As of March 2023, the journal was acquired by the International Centre for Counter-Terrorism, which has now taken responsibility for editing and publishing, in partnership with two academic institutions: the Institute of Security and Global Affairs (ISGA) at Leiden University, and the Handa Centre for the Study of Terrorism and Political Violence (CSTPV) at the University of St Andrews. The Journal is still published in an open access format, under Creative Commons License 4.0.

==Description==
The journal publishes research from a wide variety of academics in many different disciplines, including political science, sociology, economics, and statistical science. The publication includes both qualitative and quantitative research on political violence and terrorism, as well as resources for academics.

Perspectives on Terrorism advances scholarship on a broad range of issues associated with the interdisciplinary study of terrorism and counter-terrorism. The journal seeks to provide a platform for scholars, whether established or early in their careers, from a wide variety of disciplinary backgrounds and geographical regions, as well as practitioners engaged in research and analysis on countering terrorism.
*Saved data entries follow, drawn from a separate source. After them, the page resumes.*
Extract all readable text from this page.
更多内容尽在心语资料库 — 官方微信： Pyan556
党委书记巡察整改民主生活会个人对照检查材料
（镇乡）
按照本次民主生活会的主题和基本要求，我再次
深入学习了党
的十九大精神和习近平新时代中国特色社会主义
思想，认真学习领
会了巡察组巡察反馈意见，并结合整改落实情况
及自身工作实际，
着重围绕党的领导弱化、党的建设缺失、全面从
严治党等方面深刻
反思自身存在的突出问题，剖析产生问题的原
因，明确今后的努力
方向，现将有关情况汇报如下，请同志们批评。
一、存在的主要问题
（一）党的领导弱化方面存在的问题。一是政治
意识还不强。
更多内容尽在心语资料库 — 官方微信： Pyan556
The journal contains research articles, research notes, and bibliographic resources, as well as special sections occasionally.

The editor-in-chief is James J.F. Forest (of UMass Lowell), and the Co-editors are Joana Cook, Alex P. Schmid (International Centre for Counter-Terrorism), Tim Wilson (Handa Centre for the Study of Terrorism and Political Violence) and Craig Klein (Institute of Security and Global Affairs), as well as an extensive editorial board composed of professors and experts in the field of counter-terrorism.

The journal is available via its website, JSTOR and DOAJ, being and is open-access and free for use. There are no fees for publication, neither editors nor authors are paid, and the author retains copyright for their work.

==Abstracting and indexing==
The journal is abstracted and indexed in Scopus (since 2017), JSTOR, and Google Scholar, where it is ranked third in Terrorism Studies journals as of April 2021.

Its CiteScore as of April 2021 is 1.3, ranking on the 65th percentile in both Law and Political Science and International Relations categories, with clear upwards trend since its 2017 debut on Scopus.